Col. Steve Gabavics was a top official in the U.S. Security Coordinator for Israel and the Palestinian Authority, which conducted the U.S.’s investigation into the killing of the Al Jazeera journalist. Gabavics, a military policeman with three decades of experience, was the chief of staff to the office’s head, Lt. Gen. Michael Fenzel, at the time of the probe, The New York Times reports.

Gabavics was the lead investigator on the case, he says, and had three others working with him. The team conducted an on-the-ground probe into the killing. Gabavics concluded that it would have been “the most absurd thing in the world” for the shooting to have been accidental, and that “we had everything there” to show that it was intentional.

“The individual popped out of the truck, just was randomly shooting, and happened to have really well-aimed shots and never looked down the scope. Which wouldn’t have happened,” he told the Times.
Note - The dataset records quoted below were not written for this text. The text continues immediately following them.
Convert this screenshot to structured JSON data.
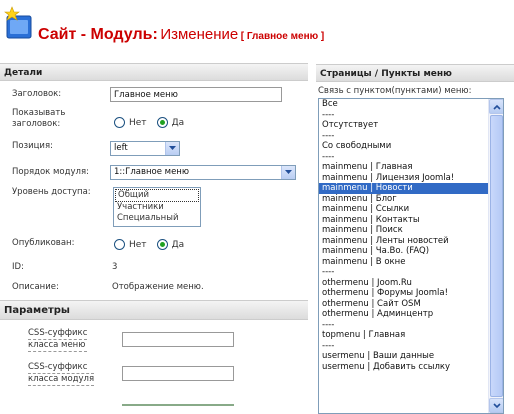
{
  "header": {
    "title_main": "Сайт - Модуль:",
    "title_action": "Изменение",
    "title_sub": "[ Главное меню ]"
  },
  "details": {
    "heading": "Детали",
    "title_label": "Заголовок:",
    "title_value": "Главное меню",
    "show_title_label": "Показывать заголовок:",
    "show_title_options": [
      "Нет",
      "Да"
    ],
    "show_title_selected": "Да",
    "position_label": "Позиция:",
    "position_value": "left",
    "order_label": "Порядок модуля:",
    "order_value": "1::Главное меню",
    "access_label": "Уровень доступа:",
    "access_options": [
      "Общий",
      "Участники",
      "Специальный"
    ],
    "access_selected": "Общий",
    "published_label": "Опубликован:",
    "published_options": [
      "Нет",
      "Да"
    ],
    "published_selected": "Да",
    "id_label": "ID:",
    "id_value": "3",
    "description_label": "Описание:",
    "description_value": "Отображение меню."
  },
  "params": {
    "heading": "Параметры",
    "menu_suffix_label_1": "CSS-суффикс",
    "menu_suffix_label_2": "класса меню",
    "module_suffix_label_1": "CSS-суффикс",
    "module_suffix_label_2": "класса модуля",
    "menu_suffix_value": "",
    "module_suffix_value": ""
  },
  "pages": {
    "heading": "Страницы / Пункты меню",
    "link_label": "Связь с пунктом(пунктами) меню:",
    "items": [
      "Все",
      "----",
      "Отсутствует",
      "----",
      "Со свободными",
      "----",
      "mainmenu | Главная",
      "mainmenu | Лицензия Joomla!",
      "mainmenu | Новости",
      "mainmenu | Блог",
      "mainmenu | Ссылки",
      "mainmenu | Контакты",
      "mainmenu | Поиск",
      "mainmenu | Ленты новостей",
      "mainmenu | Ча.Во. (FAQ)",
      "mainmenu | В окне",
      "----",
      "othermenu | Joom.Ru",
      "othermenu | Форумы Joomla!",
      "othermenu | Сайт OSM",
      "othermenu | Админцентр",
      "----",
      "topmenu | Главная",
      "----",
      "usermenu | Ваши данные",
      "usermenu | Добавить ссылку"
    ],
    "selected_item": "mainmenu | Новости"
  },
  "colors": {
    "accent_red": "#cc0000",
    "selection_blue": "#316ac5"
  }
}
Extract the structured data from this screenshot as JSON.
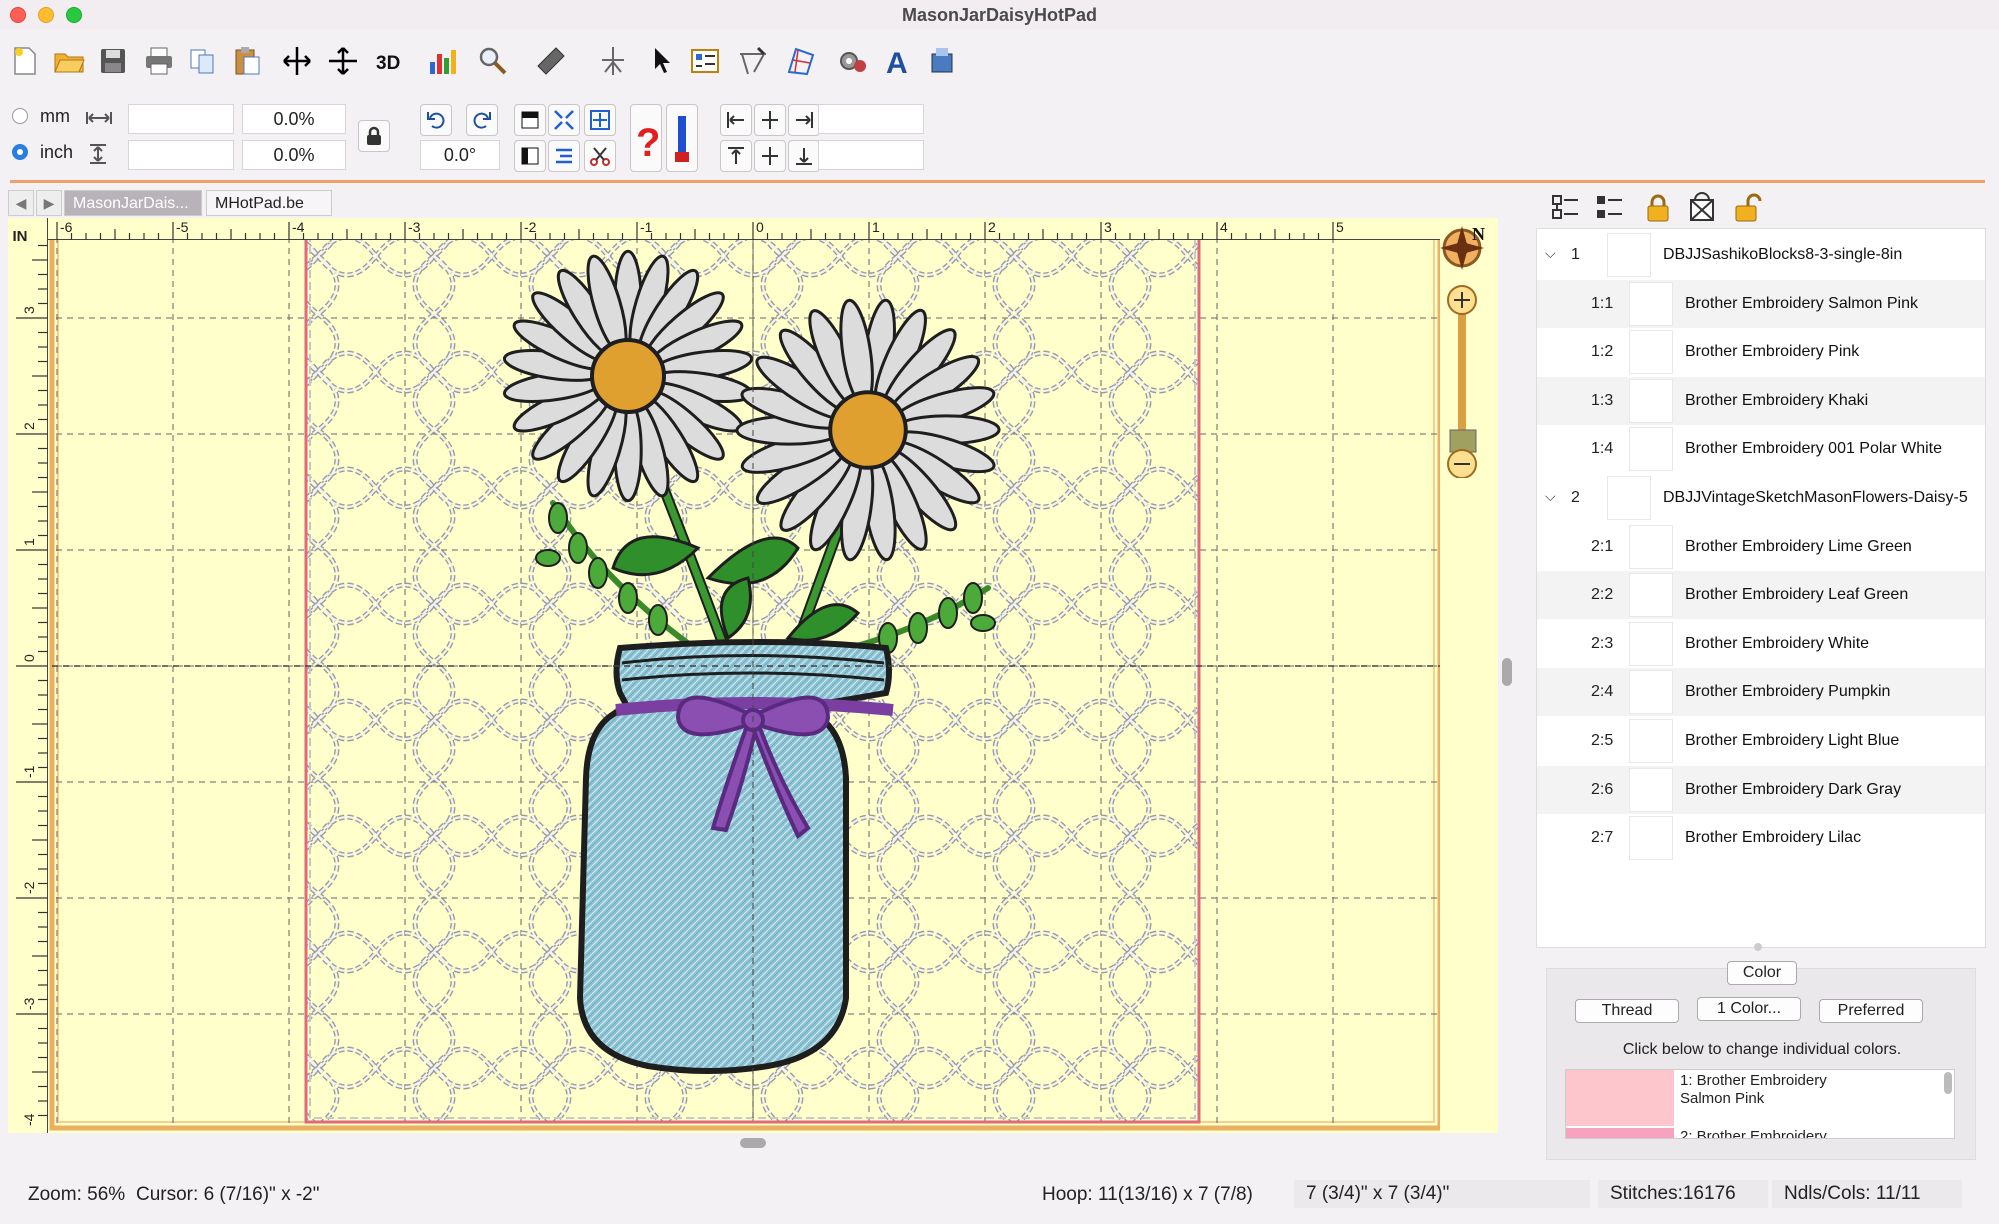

This conclusion was based on numerous factors, he said, including Israeli military communications showing that soldiers were aware that journalists were in the region that day; the fact that a sniper in an Israeli military vehicle had a clear line of sight to Abu Akleh that morning; and that the team did a simulation of where Abu Akleh and the soldier were at the time of the shooting, and a blue “Press” vest was clearly visible to where the shooter was positioned.

Despite this, and despite Gabavics’s continued insistence that the office’s report on the shooting include this conclusion, Fenzel disagreed. He continually deleted language on Israel’s culpability, seeking to preserve the office’s relationship with the military, sources told the Times.

Then, the State Department released a statement saying that the government concluded that the Israeli shooting was not intentional. It said the office found “no reason to believe” it was anything other than “the result of tragic circumstances.” This echoed Israel’s own findings that Abu Akleh was accidentally hit by Israeli gunfire.

Gabavics said the State Department’s statement “flabbergasted” him and his colleagues.

In the liaison’s office, “the favoritism is always toward the Israelis. Very little of that goes to the Palestinians,” he said.

Gabavics had previously spoken out about the probe’s conclusions in a documentary, “Who Killed Shireen?”, by Zeteo, but had remained anonymous at the time.

Abu Akleh was a well known journalist who was reporting on an Israeli raid in the occupied West Bank when Israeli forces shot and killed her. Her death sent shockwaves throughout the region, and the U.S. never sought accountability for her killing. Facing pressure, the Biden administration opened an FBI probe into her killing in 2022, but it was never released.